LOCAÇÃO COMERCIAL
RETOMADA PARA USO DE DESCENDENTE
CUMULAÇÃO COM OUTRA PARA USO PRÓPRIO — SE É LEGÍTIMA
- Recurso
- —
- Tribunal
Resumo do acórdão
- O autor, com a inicial, indicou a finalidade da retomada, sua beneficiária, juntando documento comprobatório da filiação. - Era o quanto bastava, não importando a menoridade de quem se beneficiaria do pedido, porquanto a essa época a filha do autor já completara 20 anos. - Como já afirmou o Juiz GARRETA PRATZ citado nos autos, hodiernamente prevalece uma precoce emancipação dos filhos, com tendência a residirem isoladamente, não mais sob o pálio patriarcal. - Não importa tenha ou não a beneficiária alcançado a maioridade, com 21 anos. - O autor poderá ser proprietário de outros imóveis.

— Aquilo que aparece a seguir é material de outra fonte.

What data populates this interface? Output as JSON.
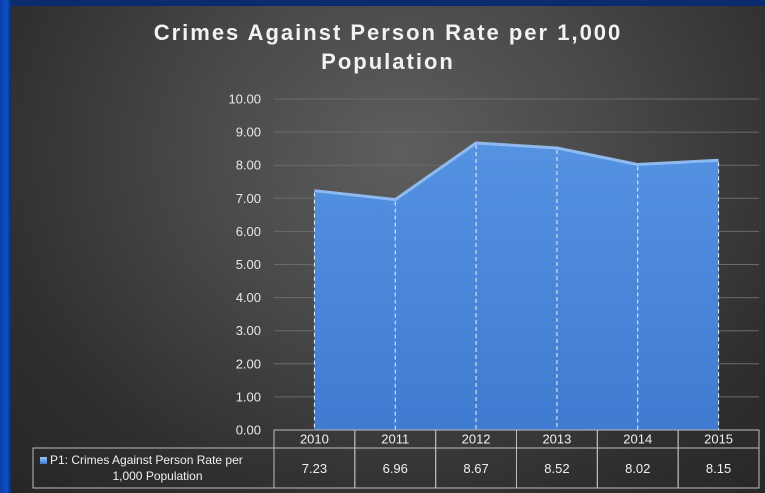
{
  "chart_data": {
    "type": "area",
    "title_lines": [
      "Crimes Against Person Rate per 1,000",
      "Population"
    ],
    "categories": [
      "2010",
      "2011",
      "2012",
      "2013",
      "2014",
      "2015"
    ],
    "series": [
      {
        "name_lines": [
          "P1: Crimes Against Person Rate per",
          "1,000 Population"
        ],
        "values": [
          7.23,
          6.96,
          8.67,
          8.52,
          8.02,
          8.15
        ],
        "value_labels": [
          "7.23",
          "6.96",
          "8.67",
          "8.52",
          "8.02",
          "8.15"
        ],
        "color": "#4a86d8"
      }
    ],
    "y_ticks": [
      "0.00",
      "1.00",
      "2.00",
      "3.00",
      "4.00",
      "5.00",
      "6.00",
      "7.00",
      "8.00",
      "9.00",
      "10.00"
    ],
    "ylim": [
      0,
      10
    ],
    "grid": true,
    "data_table": true
  },
  "colors": {
    "background": "#3a3a3a",
    "area_fill": "#4a86d8",
    "area_top_highlight": "#8fbaf0",
    "text": "#f0f0f0"
  }
}
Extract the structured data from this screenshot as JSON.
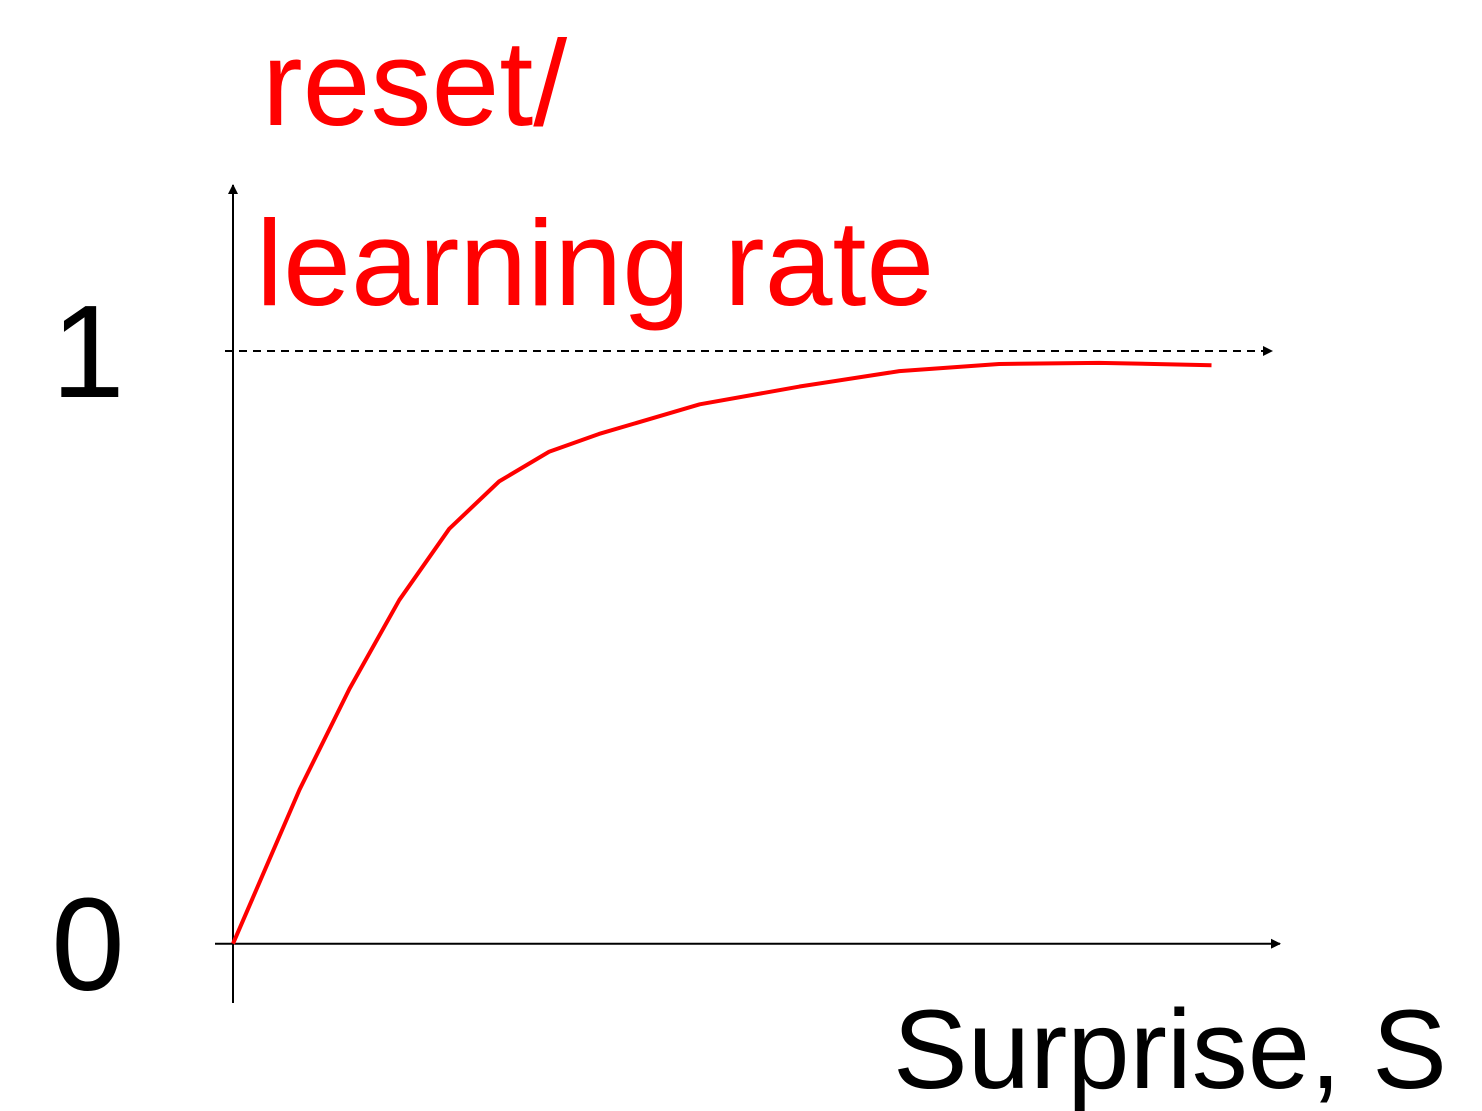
{
  "chart_data": {
    "type": "line",
    "ylabel": [
      "reset/",
      "learning rate"
    ],
    "xlabel": "Surprise, S",
    "x": [
      0,
      0.68,
      1.19,
      1.7,
      2.21,
      2.72,
      3.23,
      3.74,
      4.77,
      5.79,
      6.81,
      7.83,
      8.85,
      10
    ],
    "series": [
      {
        "color": "#ff0000",
        "values": [
          0,
          0.26,
          0.43,
          0.58,
          0.7,
          0.78,
          0.83,
          0.86,
          0.91,
          0.94,
          0.966,
          0.978,
          0.98,
          0.976
        ]
      }
    ],
    "xlim": [
      0,
      10.7
    ],
    "ylim": [
      -0.1,
      1.28
    ],
    "yticks": [
      0,
      1
    ],
    "ylabel_color": "#ff0000"
  }
}
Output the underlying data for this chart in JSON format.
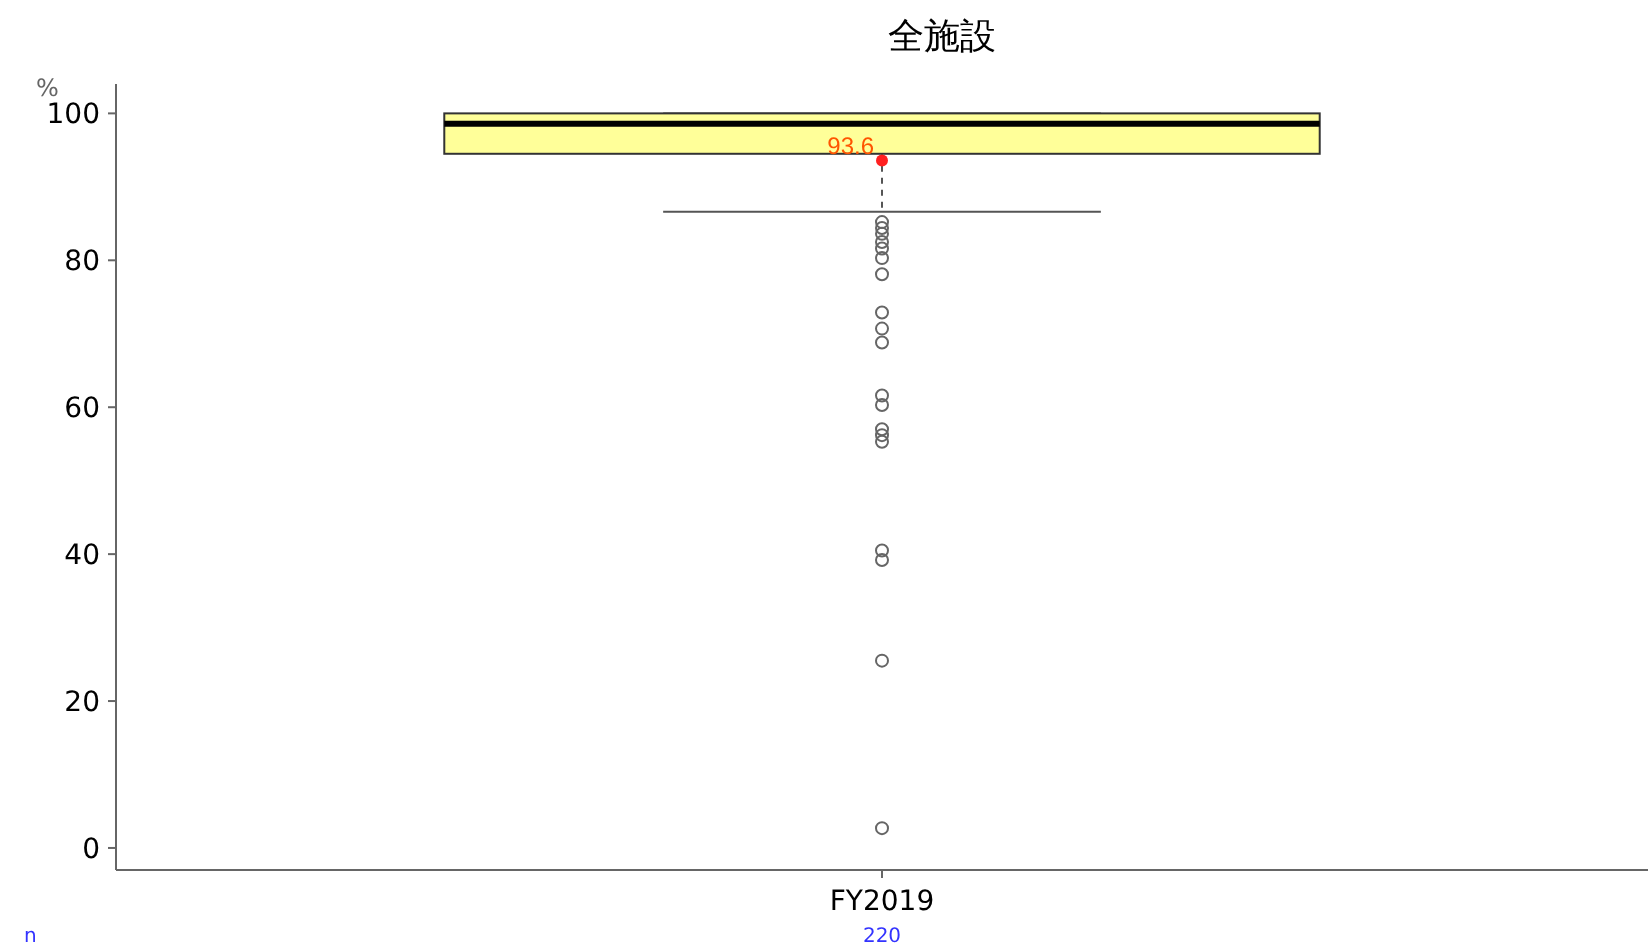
{
  "chart_data": {
    "type": "box",
    "title": "全施設",
    "ylabel": "%",
    "categories": [
      "FY2019"
    ],
    "boxes": [
      {
        "low": 86.6,
        "q1": 94.5,
        "median": 98.6,
        "q3": 100,
        "high": 100,
        "mean": 93.6,
        "outliers": [
          85.2,
          84.4,
          83.6,
          82.5,
          81.6,
          80.3,
          78.1,
          72.9,
          70.7,
          68.8,
          61.6,
          60.3,
          57.0,
          56.2,
          55.3,
          40.5,
          39.2,
          25.5,
          2.7
        ]
      }
    ],
    "color": "#ffff99",
    "value_labels": [
      "93.6"
    ],
    "ylim": [
      -3,
      104
    ],
    "yticks": [
      0,
      20,
      40,
      60,
      80,
      100
    ],
    "grid": false,
    "annotations": [
      "n",
      "220"
    ]
  }
}
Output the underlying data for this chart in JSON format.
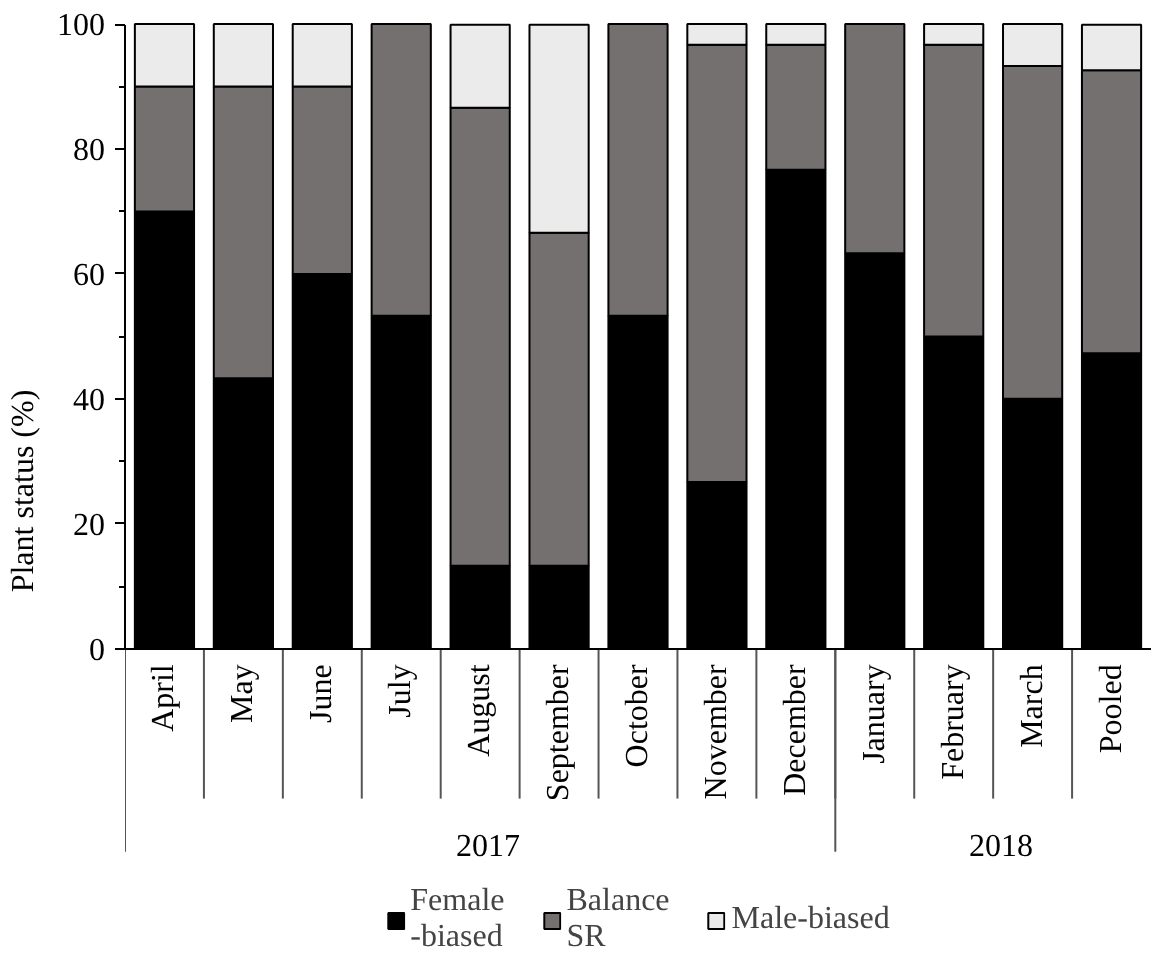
{
  "chart_data": {
    "type": "bar",
    "stacked": true,
    "ylabel": "Plant status (%)",
    "categories": [
      "April",
      "May",
      "June",
      "July",
      "August",
      "September",
      "October",
      "November",
      "December",
      "January",
      "February",
      "March",
      "Pooled"
    ],
    "series": [
      {
        "name": "Female\n-biased",
        "color": "#000000",
        "values": [
          70,
          43.3,
          60,
          53.3,
          13.3,
          13.3,
          53.3,
          26.7,
          76.7,
          63.3,
          50,
          40,
          47.3
        ]
      },
      {
        "name": "Balance\nSR",
        "color": "#757070",
        "values": [
          20,
          46.7,
          30,
          46.7,
          73.3,
          53.3,
          46.7,
          70,
          20,
          36.7,
          46.7,
          53.3,
          45.3
        ]
      },
      {
        "name": "Male-biased",
        "color": "#ebebeb",
        "values": [
          10,
          10,
          10,
          0,
          13.3,
          33.3,
          0,
          3.3,
          3.3,
          0,
          3.3,
          6.7,
          7.3
        ]
      }
    ],
    "ylim": [
      0,
      100
    ],
    "yticks": [
      0,
      20,
      40,
      60,
      80,
      100
    ],
    "grid": false,
    "legend": "bottom",
    "annotations": [
      "2017",
      "2018"
    ]
  }
}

Nada obsta à retomada. A conveniência da escolha a ele compete, o juízo da seleção dentre vários prédios a ele pertence. - O autor, desde o início, afirmou a retomada para uso residencial de sua filha, jamais tendo objetivado o despejo com a finalidade de instalar no prédio uma clínica psicológica. Essa assertiva é destituída de consistência. - O fato de o autor estar pleiteando a retomada de imóvel alugado para seu uso não impede, ainda, idêntica formulação relativamente a outro para uso de descendente. São coisas que não se contrapõem. Ac. de 20-12-1988 Revista dos Tribunais - Janeiro de 1989 - Vol. 639 - Pág. 147 EMFOR 514
Ementa
O fato de pleitear a retomada de imóvel para uso próprio não impede ao autor idêntica formulação relativamente a outro para uso de descendente. São coisas que não se contrapõem. A presunção de sinceridade do pedido de retomada de imóvel para uso de descendentes só é elidível por prova em contrário.